# Knicks New Slogan



## USSKittyHawk

OK guys, we need a new slogan. The Big Apple is so damn boring, and I'm so sick of looking at it. List a couple of slogans and if we get enough positive feedback then we will create a poll and vote. I'm a list of couple of my ideas here:

New York Knicks: Where The GM Overpays And The Players Under Play. :biggrin: 

New York Knicks: The Soap Opera Continues

New York Knicks: The Pink Slip Era :biggrin: 

New York Knicks: LB Was Just Wrong

New York Knicks: Zeke To The Rescue

New York Knicks: Back To Respectability

New York Knicks: Playoffs or Bust

New York Knicks: New Leader, New Results

New York Knicks: Ping Pong Balls Are Not An Option


----------



## Truknicksfan

> New York Knicks: Where The GM Overpays And The Players Under Play.


Kitty I nearly fell out of my seat cause I was laughing soo hard. :laugh: 

New York Knicks: A Better Tomorrow. :angel:


----------



## Krstic All-Star

New York Knicks: Our backup center can EAT yours!

New York Knicks: A rotation away


----------



## Sixerfanforlife

New York Knicks: Nate Robinson is the glismp of light at the end of a very dark tunnell.


----------



## Gotham2krazy

How about? New York Knicks: The Return To Mecca


----------



## Truknicksfan

> New York Knicks: The Return To Mecca


Gets my vote times 2000!!!

Who else like that one? Cause I love it. GJ Gotham.


----------



## ChosenFEW

Knicks: hate it or love it our payroll's on top....




Knicks: Now or never


knicks : You're FIRED!....we could even have a pic of donald trump on there


----------



## Kiyaman

The Slogan must relate to:

The main reason the Knicks will have a good successful 2006-7 season 
will be because the Owner, Manager, Coaching-Staff, and Players will all be on the *SAME-PAGE!    * 

[B]"The SAME-PAGE Knicks" :clap: :banana: :clap: :cheers:  [/B]


----------



## knicksfan

New York Knicks: The Return To Mecca


----------



## Truknicksfan

> New York Knicks: The Return To Mecca


 :yes:


----------



## Krstic All-Star

I don't think we're going to top that one.


----------



## Kiyaman

Gotham2krazy said:


> How about? New York Knicks: *The Return To Mecca*



I guess * "The Return To MECCA" * maybe the best call. I Like it, *but * 

*The Knick (Ego) Players need a Slogan to remind them daily that they are apart of a WINNING Franchise thats why I say, * 

*  "The SAME-PAGE Knicks"  *


----------



## Kiyaman

Oh yeah, the slogan *"The Same-Page Knicks" * means the Owner, Management, Coaches, and Players are all working together, so James Dolan & Steve Mills would jump on this slogan by producing & supporting it to keep their Names in the Media on the positive side. 

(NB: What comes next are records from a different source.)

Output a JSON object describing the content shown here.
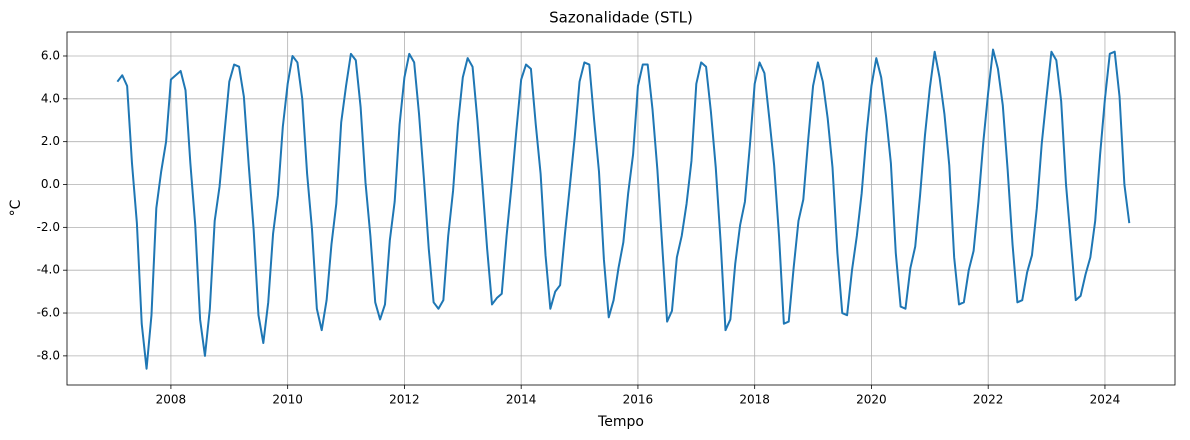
{
  "chart_data": {
    "type": "line",
    "title": "Sazonalidade (STL)",
    "xlabel": "Tempo",
    "ylabel": "°C",
    "x": [
      2007.083,
      2007.167,
      2007.25,
      2007.333,
      2007.417,
      2007.5,
      2007.583,
      2007.667,
      2007.75,
      2007.833,
      2007.917,
      2008,
      2008.083,
      2008.167,
      2008.25,
      2008.333,
      2008.417,
      2008.5,
      2008.583,
      2008.667,
      2008.75,
      2008.833,
      2008.917,
      2009,
      2009.083,
      2009.167,
      2009.25,
      2009.333,
      2009.417,
      2009.5,
      2009.583,
      2009.667,
      2009.75,
      2009.833,
      2009.917,
      2010,
      2010.083,
      2010.167,
      2010.25,
      2010.333,
      2010.417,
      2010.5,
      2010.583,
      2010.667,
      2010.75,
      2010.833,
      2010.917,
      2011,
      2011.083,
      2011.167,
      2011.25,
      2011.333,
      2011.417,
      2011.5,
      2011.583,
      2011.667,
      2011.75,
      2011.833,
      2011.917,
      2012,
      2012.083,
      2012.167,
      2012.25,
      2012.333,
      2012.417,
      2012.5,
      2012.583,
      2012.667,
      2012.75,
      2012.833,
      2012.917,
      2013,
      2013.083,
      2013.167,
      2013.25,
      2013.333,
      2013.417,
      2013.5,
      2013.583,
      2013.667,
      2013.75,
      2013.833,
      2013.917,
      2014,
      2014.083,
      2014.167,
      2014.25,
      2014.333,
      2014.417,
      2014.5,
      2014.583,
      2014.667,
      2014.75,
      2014.833,
      2014.917,
      2015,
      2015.083,
      2015.167,
      2015.25,
      2015.333,
      2015.417,
      2015.5,
      2015.583,
      2015.667,
      2015.75,
      2015.833,
      2015.917,
      2016,
      2016.083,
      2016.167,
      2016.25,
      2016.333,
      2016.417,
      2016.5,
      2016.583,
      2016.667,
      2016.75,
      2016.833,
      2016.917,
      2017,
      2017.083,
      2017.167,
      2017.25,
      2017.333,
      2017.417,
      2017.5,
      2017.583,
      2017.667,
      2017.75,
      2017.833,
      2017.917,
      2018,
      2018.083,
      2018.167,
      2018.25,
      2018.333,
      2018.417,
      2018.5,
      2018.583,
      2018.667,
      2018.75,
      2018.833,
      2018.917,
      2019,
      2019.083,
      2019.167,
      2019.25,
      2019.333,
      2019.417,
      2019.5,
      2019.583,
      2019.667,
      2019.75,
      2019.833,
      2019.917,
      2020,
      2020.083,
      2020.167,
      2020.25,
      2020.333,
      2020.417,
      2020.5,
      2020.583,
      2020.667,
      2020.75,
      2020.833,
      2020.917,
      2021,
      2021.083,
      2021.167,
      2021.25,
      2021.333,
      2021.417,
      2021.5,
      2021.583,
      2021.667,
      2021.75,
      2021.833,
      2021.917,
      2022,
      2022.083,
      2022.167,
      2022.25,
      2022.333,
      2022.417,
      2022.5,
      2022.583,
      2022.667,
      2022.75,
      2022.833,
      2022.917,
      2023,
      2023.083,
      2023.167,
      2023.25,
      2023.333,
      2023.417,
      2023.5,
      2023.583,
      2023.667,
      2023.75,
      2023.833,
      2023.917,
      2024,
      2024.083,
      2024.167,
      2024.25,
      2024.333,
      2024.417
    ],
    "series": [
      {
        "color": "#1f77b4",
        "values": [
          4.8,
          5.1,
          4.6,
          1.0,
          -1.8,
          -6.5,
          -8.6,
          -6.1,
          -1.1,
          0.6,
          2.0,
          4.9,
          5.1,
          5.3,
          4.4,
          1.0,
          -1.9,
          -6.3,
          -8.0,
          -5.8,
          -1.7,
          -0.1,
          2.4,
          4.8,
          5.6,
          5.5,
          4.1,
          0.9,
          -2.1,
          -6.1,
          -7.4,
          -5.5,
          -2.3,
          -0.5,
          2.7,
          4.7,
          6.0,
          5.7,
          4.0,
          0.5,
          -2.1,
          -5.8,
          -6.8,
          -5.4,
          -2.8,
          -0.9,
          2.9,
          4.6,
          6.1,
          5.8,
          3.6,
          0.1,
          -2.4,
          -5.5,
          -6.3,
          -5.6,
          -2.6,
          -0.8,
          2.8,
          5.0,
          6.1,
          5.7,
          3.3,
          0.3,
          -3.0,
          -5.5,
          -5.8,
          -5.4,
          -2.4,
          -0.3,
          2.8,
          5.0,
          5.9,
          5.5,
          3.0,
          0.1,
          -3.0,
          -5.6,
          -5.3,
          -5.1,
          -2.4,
          -0.1,
          2.5,
          4.9,
          5.6,
          5.4,
          2.8,
          0.5,
          -3.3,
          -5.8,
          -5.0,
          -4.7,
          -2.3,
          -0.1,
          2.2,
          4.8,
          5.7,
          5.6,
          3.0,
          0.6,
          -3.5,
          -6.2,
          -5.4,
          -3.9,
          -2.7,
          -0.4,
          1.4,
          4.6,
          5.6,
          5.6,
          3.5,
          0.7,
          -2.9,
          -6.4,
          -5.9,
          -3.4,
          -2.4,
          -0.9,
          1.1,
          4.7,
          5.7,
          5.5,
          3.4,
          0.8,
          -2.7,
          -6.8,
          -6.3,
          -3.7,
          -1.9,
          -0.8,
          1.8,
          4.7,
          5.7,
          5.2,
          3.1,
          0.9,
          -2.4,
          -6.5,
          -6.4,
          -3.9,
          -1.7,
          -0.7,
          2.1,
          4.6,
          5.7,
          4.8,
          3.1,
          0.8,
          -3.2,
          -6.0,
          -6.1,
          -4.0,
          -2.4,
          -0.4,
          2.4,
          4.6,
          5.9,
          5.0,
          3.2,
          1.0,
          -3.2,
          -5.7,
          -5.8,
          -3.9,
          -2.9,
          -0.5,
          2.3,
          4.5,
          6.2,
          5.0,
          3.3,
          0.9,
          -3.4,
          -5.6,
          -5.5,
          -4.0,
          -3.1,
          -0.8,
          2.0,
          4.3,
          6.3,
          5.4,
          3.7,
          0.7,
          -2.8,
          -5.5,
          -5.4,
          -4.1,
          -3.3,
          -1.1,
          1.9,
          4.1,
          6.2,
          5.8,
          3.9,
          0.0,
          -2.7,
          -5.4,
          -5.2,
          -4.2,
          -3.4,
          -1.7,
          1.4,
          4.0,
          6.1,
          6.2,
          4.1,
          0.0,
          -1.8
        ]
      }
    ],
    "xlim": [
      2006.22,
      2025.2
    ],
    "ylim": [
      -9.36,
      7.12
    ],
    "xticks": [
      2008,
      2010,
      2012,
      2014,
      2016,
      2018,
      2020,
      2022,
      2024
    ],
    "yticks": [
      {
        "value": -8,
        "label": "-8.0"
      },
      {
        "value": -6,
        "label": "-6.0"
      },
      {
        "value": -4,
        "label": "-4.0"
      },
      {
        "value": -2,
        "label": "-2.0"
      },
      {
        "value": 0,
        "label": "0.0"
      },
      {
        "value": 2,
        "label": "2.0"
      },
      {
        "value": 4,
        "label": "4.0"
      },
      {
        "value": 6,
        "label": "6.0"
      }
    ],
    "grid": true
  }
}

But they will probably do the same for *"The Return TO Mecca".*


----------



## USSKittyHawk

Ok, I guess we go with that one unless anyone else has objections. I'll just wait until later on to shoot DaBullz a PM to change it.


----------



## E.H. Munro

It's too late for _We Aspire to Lose Our (Ping Pong) Balls_?


----------



## Futurama_Fanatic

New York Knicks: Where The GM Overpays And The Players Under Play.

gets my vote


----------



## 0oh_S0o_FreSh!!

New York Knicks: Technical foul on Larry


----------



## 0oh_S0o_FreSh!!

ClippersRuleLA said:


> New York Knicks: Where The GM Overpays And The Players Under Play.
> 
> gets my vote



thats the slogan for a knicks forum on another site. does it still count


----------



## KVIP112

New York Knicks: Where We Look Down On Brown


----------



## CFrye7

Gotham2krazy said:


> How about? New York Knicks: The Return To Mecca


I like this one


----------



## EwingStarksOakley94

Kitty said:


> New York Knicks: Ping Pong Balls Are Not An Option


I like this one a lot. I would also vote for the Mecca one.

What about...
New York Knicks: We Ain't Dead Yet
or
New York Knicks: Real Fans Stick Through the Tough Times
or
New York Knicks: The Legendary


----------